I was pondering a couple ways to deal with the production issue.  The first idea has been mentioned before, and I think it is probably the easier idea to impliment of the two, and it involves adding a monthly “maintenance” fee to each supercapital.. either in the form of a monthly isk charge (the least effective), to a resource requirement to keep them active.. like having them burn through so much Zydrine or other precious metal per month.. irregardless if it is sitting in the hanger or in combat.

The other idea is based off of the original flaw in the supercapital ship concept.  The original supercapitals ships meant to be used by very large alliances.. a rare weapon or tool to bring out either in the most dire of circumstances or at critical junctures in battle.  Unfortunately, the problem was that it still only required a single pilot.. a single person to skill up and operate it.  That also means that a single person can own it, move it, etc.  Hardly an “alliance-only” asset especially since it operates EXACTLY like any other ship.

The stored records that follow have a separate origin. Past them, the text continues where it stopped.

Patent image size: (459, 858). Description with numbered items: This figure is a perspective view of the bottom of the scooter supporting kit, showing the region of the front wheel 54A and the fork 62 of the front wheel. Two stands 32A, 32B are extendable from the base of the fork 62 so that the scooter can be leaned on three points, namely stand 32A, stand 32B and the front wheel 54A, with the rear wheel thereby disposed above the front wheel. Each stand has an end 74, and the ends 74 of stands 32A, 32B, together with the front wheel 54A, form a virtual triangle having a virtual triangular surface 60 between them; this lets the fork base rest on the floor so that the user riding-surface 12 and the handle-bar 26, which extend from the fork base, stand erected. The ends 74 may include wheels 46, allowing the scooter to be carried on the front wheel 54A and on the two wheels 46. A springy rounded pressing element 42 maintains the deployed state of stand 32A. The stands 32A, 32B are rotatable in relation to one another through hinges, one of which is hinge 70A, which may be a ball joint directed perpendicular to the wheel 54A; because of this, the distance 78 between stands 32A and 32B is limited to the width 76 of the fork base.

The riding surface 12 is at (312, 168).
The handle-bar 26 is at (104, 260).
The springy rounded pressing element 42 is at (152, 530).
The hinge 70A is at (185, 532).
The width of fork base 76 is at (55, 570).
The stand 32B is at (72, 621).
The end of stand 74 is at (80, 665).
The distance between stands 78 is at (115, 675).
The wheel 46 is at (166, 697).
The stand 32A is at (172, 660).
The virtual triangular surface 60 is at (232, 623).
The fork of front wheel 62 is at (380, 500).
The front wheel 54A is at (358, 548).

My thought was that you can make it so that the ship does not work unless you have several pilots operating it.  Now, this is much more difficult to do, both from a logistics standpoint.. but also in a coding standpoint.  However.. what if, a Titan for example, could not move from system to system as one whole unit.  But instead, had to be moved.. somewhat “Voltron-ishly” as several components to the target system THEN after it is put together will it operate as a Titan.  The individual components still would require the same Titan skill, and each of the components would fly under their own power (though effectively defenseless) and once in system could then be set up in such a way where only one pilot operates it, and the other three or four or so.. just watch.  Now THAT would be a true “alliance-only” asset.

Whatever configuration the nerf to production is, the goal should be to keep the desire and need at a high level, but to reduce the availability to near zero.

Well, that was pretty much all I was pondering Eve-wise.  Have a good one.